Thanks to all who participated in the annual river sweep. A lot of these were kids giving up a few hours of a saturday morning to clean up. Met Skeeter 175 and appreciate his time. Also Bob Schweinsberg. They ended up with almost 30 bags of trash.Thanks again


----------



## Daveo76 (Apr 14, 2004)

Sorry, I forgot to mention that the location was Greenup Dam


----------



## CoolWater (Apr 11, 2004)

Glad to see stuff like that going on, nice job to all that participated!


----------



## bow_man1 (Jun 12, 2007)

It's a shame that things like this have to take place, if everyone would just pick up their own trash! I fish at Racine and it's starting to look pretty bad.
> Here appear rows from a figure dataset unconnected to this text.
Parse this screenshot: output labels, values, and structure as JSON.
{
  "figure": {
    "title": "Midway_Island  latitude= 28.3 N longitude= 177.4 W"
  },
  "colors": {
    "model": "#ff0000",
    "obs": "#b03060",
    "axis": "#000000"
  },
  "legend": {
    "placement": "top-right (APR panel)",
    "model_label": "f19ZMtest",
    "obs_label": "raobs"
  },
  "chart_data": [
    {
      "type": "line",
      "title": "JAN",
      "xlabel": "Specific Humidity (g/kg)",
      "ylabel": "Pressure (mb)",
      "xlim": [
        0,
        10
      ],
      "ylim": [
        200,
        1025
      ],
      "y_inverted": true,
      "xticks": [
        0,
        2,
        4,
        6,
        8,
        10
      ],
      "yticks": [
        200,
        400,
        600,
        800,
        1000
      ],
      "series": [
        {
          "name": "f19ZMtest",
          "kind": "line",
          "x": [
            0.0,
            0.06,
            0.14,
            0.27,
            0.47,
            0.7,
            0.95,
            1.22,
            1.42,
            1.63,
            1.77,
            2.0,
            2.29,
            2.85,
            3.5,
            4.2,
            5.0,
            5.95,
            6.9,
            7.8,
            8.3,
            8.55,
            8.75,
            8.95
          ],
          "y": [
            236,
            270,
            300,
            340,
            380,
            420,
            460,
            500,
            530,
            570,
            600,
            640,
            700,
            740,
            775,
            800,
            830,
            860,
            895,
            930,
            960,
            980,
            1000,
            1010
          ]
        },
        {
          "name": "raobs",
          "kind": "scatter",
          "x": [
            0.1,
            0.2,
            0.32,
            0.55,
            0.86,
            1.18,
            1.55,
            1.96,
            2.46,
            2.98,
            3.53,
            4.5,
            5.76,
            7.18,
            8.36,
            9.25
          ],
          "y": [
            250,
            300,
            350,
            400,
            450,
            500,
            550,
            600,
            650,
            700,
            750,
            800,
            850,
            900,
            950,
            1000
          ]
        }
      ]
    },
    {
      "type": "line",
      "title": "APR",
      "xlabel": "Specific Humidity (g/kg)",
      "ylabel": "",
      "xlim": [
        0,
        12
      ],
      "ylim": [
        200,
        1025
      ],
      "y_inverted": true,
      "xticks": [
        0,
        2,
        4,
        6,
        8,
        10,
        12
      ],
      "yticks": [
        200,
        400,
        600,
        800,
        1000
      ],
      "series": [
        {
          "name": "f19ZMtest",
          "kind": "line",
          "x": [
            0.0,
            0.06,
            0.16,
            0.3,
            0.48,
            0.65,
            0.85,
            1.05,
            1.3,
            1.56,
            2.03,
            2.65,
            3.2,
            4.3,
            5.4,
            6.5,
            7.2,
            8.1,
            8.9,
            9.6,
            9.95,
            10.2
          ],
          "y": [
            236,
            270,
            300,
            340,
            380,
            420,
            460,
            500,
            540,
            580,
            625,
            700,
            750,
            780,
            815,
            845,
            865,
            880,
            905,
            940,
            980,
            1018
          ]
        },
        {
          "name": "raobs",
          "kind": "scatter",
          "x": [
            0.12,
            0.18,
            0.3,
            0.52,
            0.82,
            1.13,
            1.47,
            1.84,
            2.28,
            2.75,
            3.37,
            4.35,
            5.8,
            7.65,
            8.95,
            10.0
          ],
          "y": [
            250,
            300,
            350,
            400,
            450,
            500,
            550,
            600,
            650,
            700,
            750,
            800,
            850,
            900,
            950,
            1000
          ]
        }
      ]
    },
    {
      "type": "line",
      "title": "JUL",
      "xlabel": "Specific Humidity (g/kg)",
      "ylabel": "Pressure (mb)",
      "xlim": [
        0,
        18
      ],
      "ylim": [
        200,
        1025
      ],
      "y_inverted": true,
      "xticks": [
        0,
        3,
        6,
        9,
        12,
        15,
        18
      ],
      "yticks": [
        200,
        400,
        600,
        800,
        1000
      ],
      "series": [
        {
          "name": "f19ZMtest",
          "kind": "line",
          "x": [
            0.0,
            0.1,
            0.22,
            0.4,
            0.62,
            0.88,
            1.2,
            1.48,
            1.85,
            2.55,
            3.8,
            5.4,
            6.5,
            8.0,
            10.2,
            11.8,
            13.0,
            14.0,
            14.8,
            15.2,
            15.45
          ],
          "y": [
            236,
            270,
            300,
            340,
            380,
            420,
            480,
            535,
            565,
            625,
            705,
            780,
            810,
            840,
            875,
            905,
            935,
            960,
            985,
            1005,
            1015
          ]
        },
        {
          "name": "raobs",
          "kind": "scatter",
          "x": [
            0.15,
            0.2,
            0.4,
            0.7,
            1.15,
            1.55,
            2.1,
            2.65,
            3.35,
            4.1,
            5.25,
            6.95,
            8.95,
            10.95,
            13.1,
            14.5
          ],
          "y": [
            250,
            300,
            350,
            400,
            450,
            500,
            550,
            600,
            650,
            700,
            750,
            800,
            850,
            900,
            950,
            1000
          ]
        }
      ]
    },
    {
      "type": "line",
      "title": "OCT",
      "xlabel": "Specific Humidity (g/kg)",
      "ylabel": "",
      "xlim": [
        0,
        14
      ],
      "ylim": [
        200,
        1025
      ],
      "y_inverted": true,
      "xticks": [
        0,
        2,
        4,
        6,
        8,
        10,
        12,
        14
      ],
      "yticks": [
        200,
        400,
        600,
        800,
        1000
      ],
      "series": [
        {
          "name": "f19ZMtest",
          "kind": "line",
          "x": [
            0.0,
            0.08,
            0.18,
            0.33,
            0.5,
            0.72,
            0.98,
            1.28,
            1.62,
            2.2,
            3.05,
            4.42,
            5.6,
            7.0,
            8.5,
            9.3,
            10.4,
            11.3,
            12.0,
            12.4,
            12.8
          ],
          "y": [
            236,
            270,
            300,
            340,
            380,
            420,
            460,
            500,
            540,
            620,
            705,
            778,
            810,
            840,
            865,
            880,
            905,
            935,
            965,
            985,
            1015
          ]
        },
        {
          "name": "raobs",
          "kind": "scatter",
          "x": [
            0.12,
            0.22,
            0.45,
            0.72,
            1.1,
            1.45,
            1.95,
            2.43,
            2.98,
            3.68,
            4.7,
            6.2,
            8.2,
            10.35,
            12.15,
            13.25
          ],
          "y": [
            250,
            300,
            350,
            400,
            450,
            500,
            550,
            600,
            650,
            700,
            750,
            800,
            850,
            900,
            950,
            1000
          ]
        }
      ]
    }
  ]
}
Well anyway, a big thumbs up to all you who participated in this.


----------



## LittleMiamiJeff (Oct 1, 2005)

Thanks Dave, and all those who helped, 30 bags of trash, next flood it's all headed down to Meldahl, to add to the 50 bags already there!
LMJ


----------



## catking (Apr 5, 2004)

Great to see people doing this.Good for you!! Just a few weeks ago a neighbor rented a dumpster and put it in a pull off next to the east fork river of the Little Miami and filled it with tires, washmachines,bottles and other assorted trashes. Looks fantastic. Maybe people don't think removing small amounts will add to anything, but if alot of small amounts are removed.....THE CATKING !!!


----------



## C J Hughes (Jan 24, 2006)

7 big trash bags picked up in less than 25 yards of shoreline . What a great effort put forth by many .


----------



## gotwipers (Mar 31, 2007)

Good job guys. How hard is it for people to clean up after themselves . Keep up the good work guys.


----------



## FISHNASTY (Oct 19, 2004)

Here's a suggestion I started doing a few years ago, I bring a bag for my trash and often times get it half full with other stuff I find along the bank. Every little bit helps.


----------